La postura de Vox difiere de las anteriores. El partido no cuestiona la rehabilitación del edificio, pero rechaza que se financie con recursos municipales. Defiende una concesión administrativa a la iniciativa privada para convertir Gesa en un edificio de oficinas, construir un aparcamiento de unas 900 plazas y habilitar un parque mediterráneo en superficie. Según Vox, este modelo permitiría revitalizar el inmueble a coste cero para el Ayuntamiento y destinar el dinero previsto a otras necesidades de la ciudad.
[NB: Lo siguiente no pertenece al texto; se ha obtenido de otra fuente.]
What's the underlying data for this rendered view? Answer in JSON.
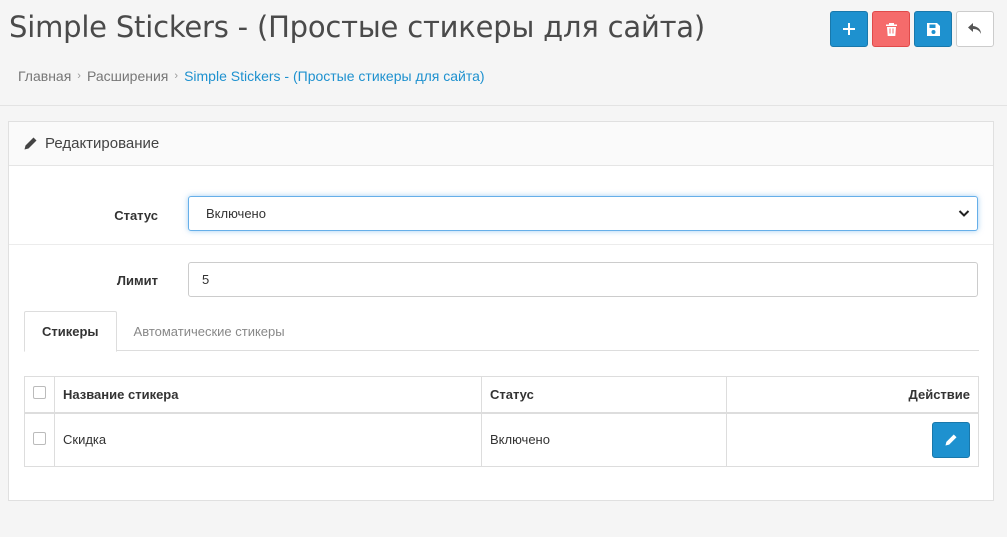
{
  "header": {
    "title": "Simple Stickers - (Простые стикеры для сайта)",
    "buttons": [
      {
        "icon": "plus-icon",
        "color": "#1e91cf"
      },
      {
        "icon": "trash-icon",
        "color": "#f56b6b"
      },
      {
        "icon": "save-icon",
        "color": "#1e91cf"
      },
      {
        "icon": "back-arrow-icon",
        "color": "#ffffff"
      }
    ]
  },
  "breadcrumb": {
    "items": [
      "Главная",
      "Расширения",
      "Simple Stickers - (Простые стикеры для сайта)"
    ]
  },
  "panel": {
    "heading": "Редактирование",
    "status_label": "Статус",
    "status_value": "Включено",
    "limit_label": "Лимит",
    "limit_value": "5"
  },
  "tabs": [
    "Стикеры",
    "Автоматические стикеры"
  ],
  "table": {
    "columns": [
      "Название стикера",
      "Статус",
      "Действие"
    ],
    "rows": [
      {
        "name": "Скидка",
        "status": "Включено"
      }
    ]
  }
}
Durante la comisión, el debate dejó reproches entre los grupos. Desde Més per Palma calificaron la propuesta del gobierno de oportunidad perdida y reprocharon al PP haberse quedado solo. El concejal popular Óscar Fidalgo respondió que no acepta lecciones de la formación ecosoberanista y recordó la incapacidad de anteriores gobiernos para tomar una decisión sobre Gesa. Vox insistió en que no se opone a la transformación, sino a su financiación. Podemos, por su parte, criticó que el proyecto desaprovecha la oportunidad de convertir la fachada marítima en un espacio más habitable para la ciudadanía.
Con este escenario, el pleno del próximo jueves debatirá cuatro modelos distintos para uno de los espacios más emblemáticos de Palma: el del equipo de gobierno, que mantiene el proyecto ganador del concurso de ideas, y las tres alternativas de la oposición, que solo coinciden en que hay que modificar la propuesta antes de ejecutarla.
Para los vecinos de Palma, el futuro de Gesa es una cuestión clave porque afecta a la fachada marítima y al uso de un espacio público muy céntrico. Dependiendo de qué modelo salga adelante, la ciudad podría ganar más zonas verdes, un parque litoral, o un edificio de oficinas con aparcamiento. De momento, el proyecto del PP sigue sobre la mesa, pero su viabilidad es incierta sin apoyos.
El debate promete ser intenso. La sesión plenaria está prevista para el jueves de la próxima semana y se espera una larga discusión. El resultado marcará el rumbo de una de las actuaciones urbanísticas más importantes de la legislatura en la capital balear.